It’s no secret how much I love when technology can be used in a way that makes my life better. That is a huge passion of mine. But the more we allow technology into our lives, we also have to consider the consequences. Meaning, there’s the possibility that by allowing technology to do something for us, we are potentially exposing ourselves. In life, we will come up against risks. Some good, and some bad. But when we take a risk, we generally have an idea of what two possible outcomes could be. Where am I going with this? Well, if we allow technology into our lives in a way that exposes ourselves, are we giving up the ability to take that risk?
To make this a little bit more clear – think of any number of security breaches that occurred over the last year or two. As individuals, we signed up for the service or signed off on the data sharing. But in not knowing the true intent of how that data was going to be used, essentially, we gave up that right to take that risk. Maybe this seems a bit off topic, but I think you’ll see where I’m going with this soon.
Google Maps has added a feature that now shares your battery life with a friend if you share your location with them. This feature was first discovered about a year ago when it was included as a feature in Google Maps beta for Android.

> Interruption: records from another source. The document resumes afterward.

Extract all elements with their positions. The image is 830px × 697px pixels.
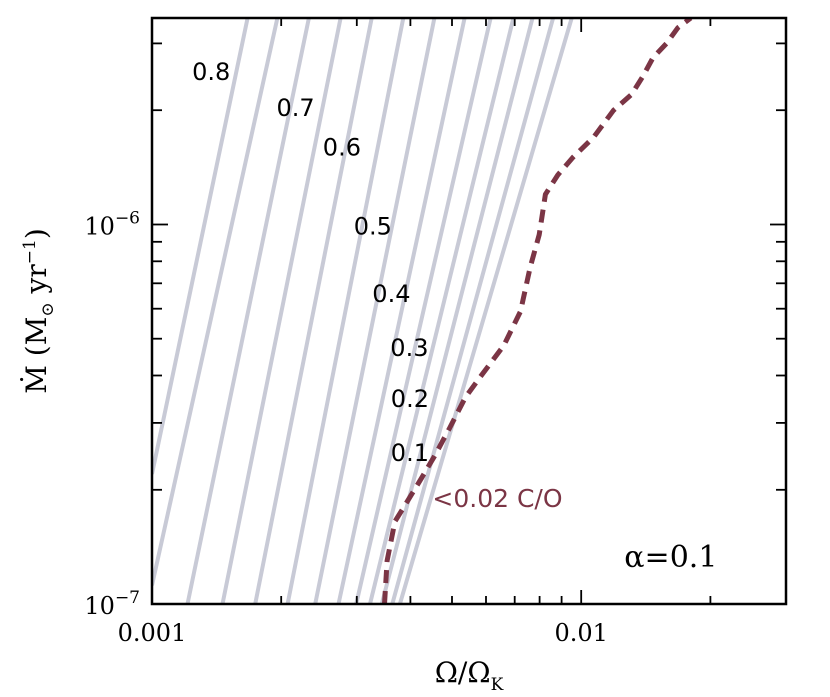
plot-frame — [150, 16, 788, 606]
y-axis-title: Ṁ (M⊙ yr−1) — [20, 228, 58, 394]
contour-line-11 — [379, 18, 535, 604]
contour-label-0.3: 0.3 — [390, 334, 428, 362]
y-tick-label-base: 10 — [84, 213, 115, 241]
annotations: <0.02 C/O α=0.1 — [432, 484, 717, 575]
contour-label-0.7: 0.7 — [277, 94, 315, 122]
y-axis-title-sub: ⊙ — [38, 302, 58, 316]
alpha-annotation: α=0.1 — [624, 540, 717, 575]
axes — [151, 18, 787, 605]
y-axis-title-close: ) — [20, 228, 53, 239]
contour-label-0.2: 0.2 — [391, 385, 429, 413]
contour-line-8 — [336, 18, 467, 604]
y-axis-title-tail: yr — [20, 264, 53, 303]
contour-line-13 — [397, 18, 574, 604]
contour-line-5 — [253, 18, 374, 604]
contour-line-6 — [285, 18, 406, 604]
y-tick-label-base: 10 — [84, 592, 115, 620]
y-axis-title-sup: −1 — [20, 239, 40, 264]
boundary-line — [382, 18, 693, 604]
contour-line-4 — [220, 18, 343, 604]
x-axis-title-sub: K — [491, 675, 504, 695]
contour-line-3 — [185, 18, 311, 604]
y-tick-label: 10−7 — [84, 588, 140, 620]
x-axis-title-main: Ω/Ω — [435, 656, 491, 689]
y-tick-label: 10−6 — [84, 209, 140, 241]
contour-label-0.5: 0.5 — [354, 213, 392, 241]
contour-label-0.6: 0.6 — [323, 134, 361, 162]
contour-line-9 — [354, 18, 493, 604]
x-axis-title: Ω/ΩK — [435, 656, 504, 695]
contour-lines — [152, 18, 574, 604]
contour-line-12 — [390, 18, 556, 604]
contour-line-1 — [152, 18, 250, 475]
contour-line-2 — [152, 18, 280, 586]
boundary-series — [382, 18, 693, 604]
contour-label-0.4: 0.4 — [372, 280, 410, 308]
x-tick-label: 0.001 — [118, 619, 187, 647]
boundary-annotation: <0.02 C/O — [432, 484, 562, 513]
contour-label-0.8: 0.8 — [192, 58, 230, 86]
contour-line-7 — [313, 18, 437, 604]
x-tick-label: 0.01 — [554, 619, 607, 647]
contour-line-10 — [368, 18, 516, 604]
contour-label-0.1: 0.1 — [391, 439, 429, 467]
contour-labels: 0.8 0.7 0.6 0.5 0.4 0.3 0.2 0.1 — [192, 58, 429, 467]
y-axis-title-main: Ṁ (M — [20, 317, 53, 394]
y-tick-label-exponent: −6 — [115, 209, 140, 229]
y-tick-label-exponent: −7 — [115, 588, 140, 608]
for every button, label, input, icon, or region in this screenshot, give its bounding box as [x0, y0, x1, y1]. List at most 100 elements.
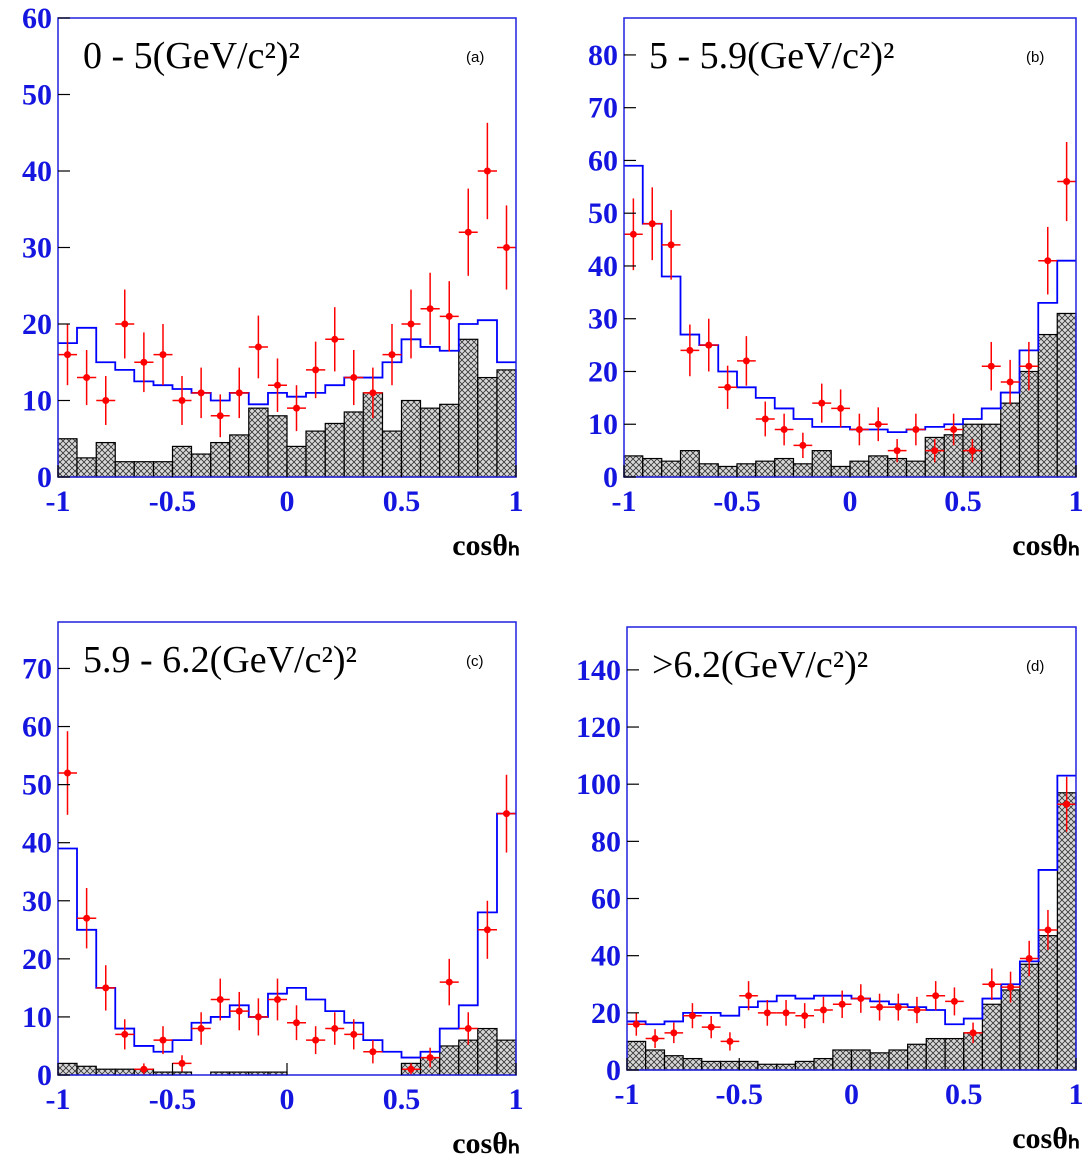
data-point: [159, 1036, 167, 1044]
background-bin: [1000, 402, 1021, 478]
background-bin: [776, 1063, 796, 1071]
data-point: [1025, 955, 1033, 963]
x-tick-label: 0.5: [945, 1078, 983, 1111]
background-bin: [811, 450, 832, 478]
y-tick-label: 50: [588, 197, 618, 230]
x-axis-label: cosθₕ: [452, 529, 520, 562]
data-point: [121, 1030, 129, 1038]
data-point: [893, 447, 901, 455]
x-tick-label: 0: [280, 1083, 295, 1116]
y-tick-label: 50: [22, 79, 52, 112]
background-bin: [57, 438, 78, 478]
background-bin: [114, 1068, 135, 1076]
data-point: [369, 1048, 377, 1056]
background-bin: [905, 460, 926, 478]
data-point: [178, 397, 186, 404]
x-tick-label: -1: [612, 485, 637, 518]
background-bin: [679, 450, 700, 478]
x-tick-label: -0.5: [149, 1083, 197, 1116]
data-point: [273, 996, 281, 1003]
data-point: [855, 426, 863, 434]
data-point: [445, 978, 453, 986]
data-point: [197, 1025, 205, 1033]
data-point: [254, 343, 262, 351]
data-point: [426, 1054, 434, 1062]
y-tick-label: 80: [588, 39, 618, 72]
y-tick-label: 60: [588, 144, 618, 177]
data-point: [632, 1020, 640, 1028]
data-point: [121, 320, 129, 328]
background-bin: [1056, 312, 1077, 478]
y-tick-label: 40: [591, 940, 621, 973]
data-point: [502, 244, 510, 251]
data-point: [331, 1025, 339, 1033]
data-point: [197, 389, 205, 397]
y-tick-label: 40: [22, 155, 52, 188]
background-bin: [190, 453, 212, 478]
x-tick-label: -0.5: [716, 1078, 764, 1111]
data-point: [667, 241, 675, 249]
data-point: [876, 1003, 884, 1011]
panel-label: (c): [466, 653, 484, 670]
data-point: [761, 415, 769, 423]
data-point: [483, 167, 491, 175]
background-bin: [813, 1057, 834, 1071]
data-point: [407, 320, 415, 328]
data-point: [969, 1029, 977, 1037]
data-point: [64, 769, 72, 777]
background-bin: [477, 1027, 498, 1076]
y-tick-label: 140: [576, 654, 621, 687]
background-bin: [496, 369, 517, 478]
data-point: [312, 366, 320, 374]
x-tick-label: 1: [1069, 485, 1084, 518]
data-point: [312, 1036, 320, 1044]
background-bin: [171, 445, 193, 478]
mc-histogram: [58, 319, 516, 406]
data-point: [838, 1000, 846, 1008]
data-point: [670, 1029, 678, 1037]
y-tick-label: 10: [22, 1001, 52, 1034]
data-point: [950, 426, 958, 434]
data-point: [932, 992, 940, 1000]
y-tick-label: 30: [22, 885, 52, 918]
background-bin: [76, 457, 97, 478]
background-bin: [439, 1045, 460, 1076]
background-bin: [458, 338, 479, 478]
data-point: [216, 996, 224, 1003]
panel-label: (a): [466, 49, 484, 66]
data-point: [350, 374, 358, 382]
y-tick-label: 70: [588, 92, 618, 125]
background-bin: [717, 465, 738, 478]
data-point: [83, 374, 91, 382]
background-bin: [757, 1063, 778, 1071]
x-tick-label: 1: [509, 1083, 524, 1116]
data-point: [1006, 378, 1014, 386]
data-point: [388, 351, 396, 359]
data-point: [801, 1012, 809, 1020]
data-point: [254, 1013, 262, 1021]
y-tick-label: 50: [22, 769, 52, 802]
data-point: [913, 1006, 921, 1014]
background-bin: [76, 1065, 97, 1076]
y-tick-label: 10: [22, 385, 52, 418]
data-point: [273, 381, 281, 389]
data-point: [235, 1007, 243, 1015]
data-point: [178, 1059, 186, 1067]
background-bin: [95, 441, 116, 478]
background-bin: [95, 1068, 116, 1076]
data-point: [502, 810, 510, 818]
background-bin: [343, 411, 364, 478]
background-bin: [720, 1060, 740, 1071]
background-bin: [981, 1003, 1002, 1071]
background-bin: [642, 457, 663, 478]
data-point: [1044, 257, 1052, 265]
mc-histogram: [58, 812, 516, 1059]
background-bin: [439, 403, 460, 478]
background-bin: [849, 460, 870, 478]
background-bin: [981, 423, 1002, 478]
background-bin: [57, 1062, 78, 1076]
y-tick-label: 100: [576, 768, 621, 801]
data-point: [216, 412, 224, 420]
background-bin: [286, 445, 307, 478]
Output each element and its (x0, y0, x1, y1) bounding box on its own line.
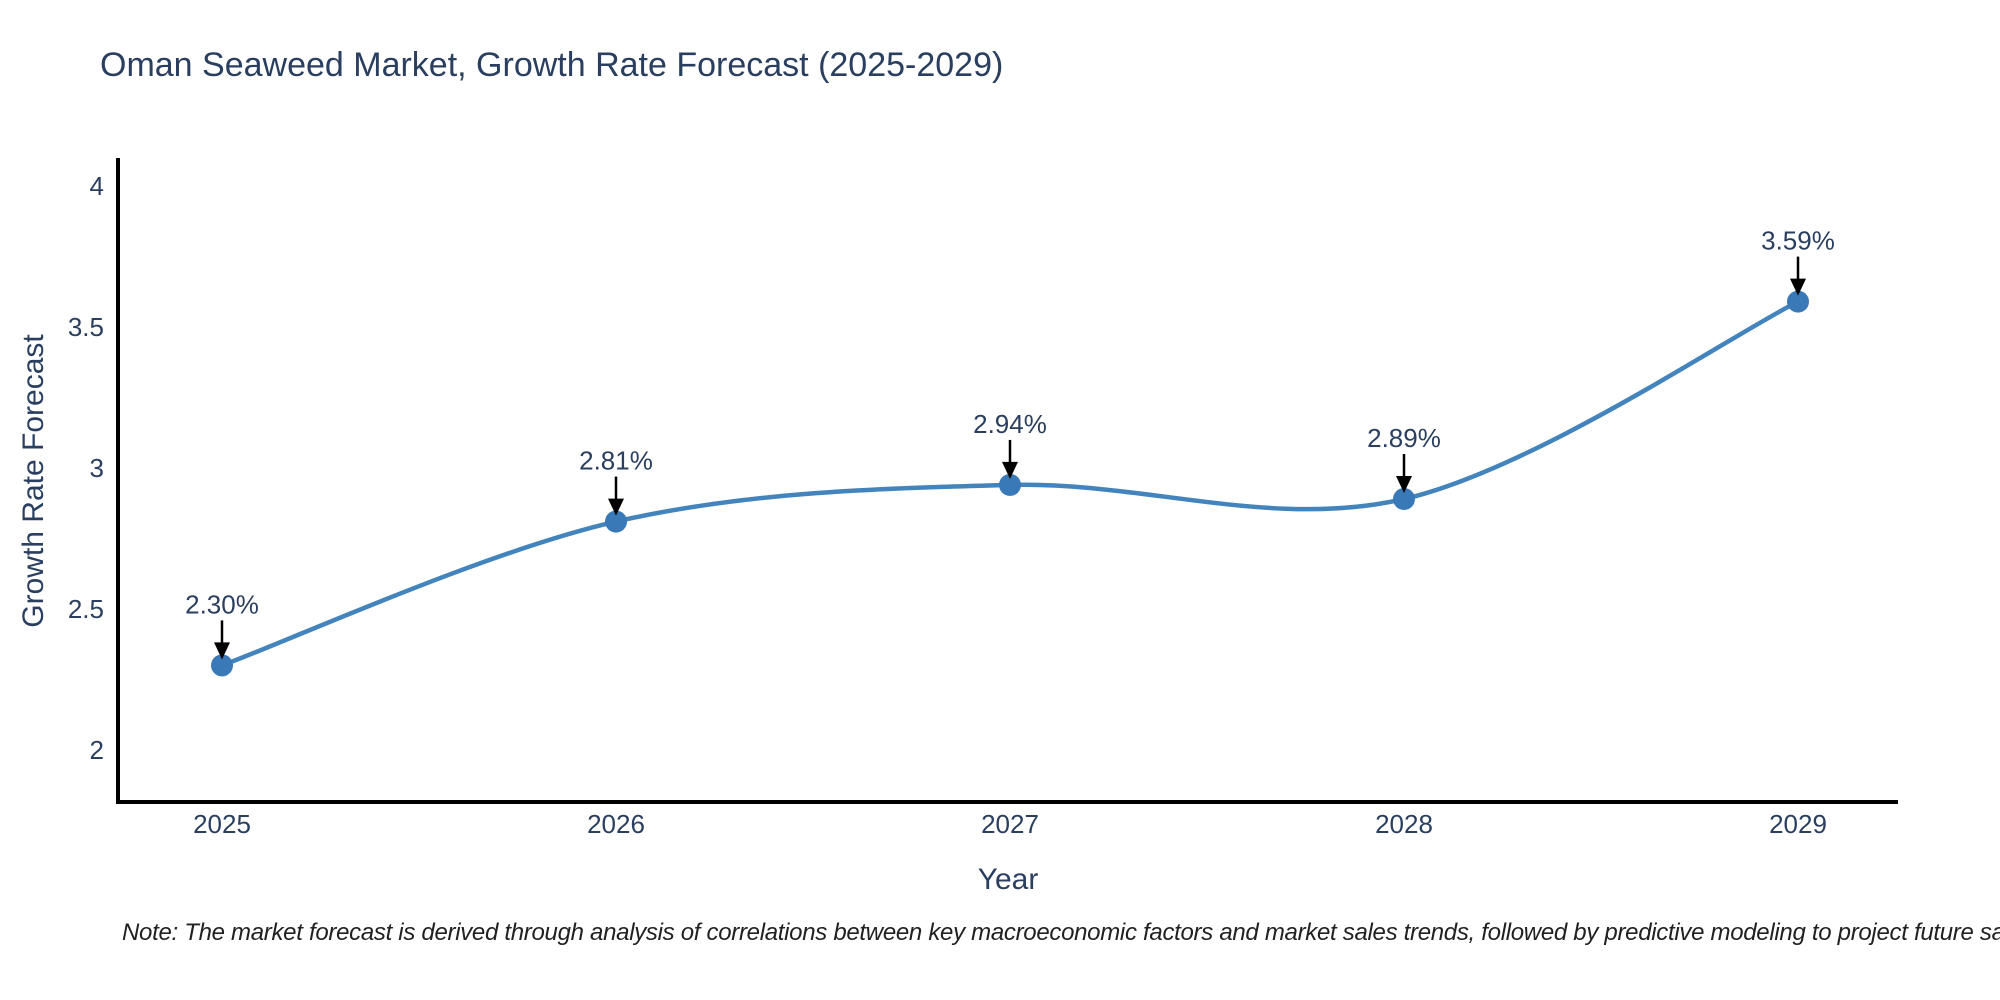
x-tick-label: 2029 (1769, 809, 1827, 839)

It’s now available in both iOS and Android and is available outside of the United States. The intention of the feature is to provide information to your friend, in case you’re running late or they can’t get in touch with you and you’re on your way to meet them. I definitely see the benefit of this from the perspective of a parent, for example. But outside of that kind of relationship, who really has the right to know where you are and how much battery you have left?
I’m not trying to be skeptical of this feature. Nor am I trying to suggest that there is something nefarious to this, to begin with. But I am a little taken aback that this is a feature to begin with. Yes, you have to give permission to share your location in the first place, but is it also necessary to know your battery status? Maybe I’m blowing this out of proportion. Maybe it’s not that big of a deal in the long run, but I don’t necessarily see how this is going to be beneficial outside of the parent example that I suggested above.
Given all the issues we’ve seen with security over the last couple of years, is this a way for someone, somewhere to access your phone and location without you knowing? That’s not to suggest that anyone other than you and your friend have access to that information. But it is a question that I think we all should be considering right now, isn’t it? I for one, doubt I’ll be using this feature, and I’m normally not this skeptical about anything. But for some reason, I’m on high alert right now when it comes to personal privacy and security. Maybe you should be too.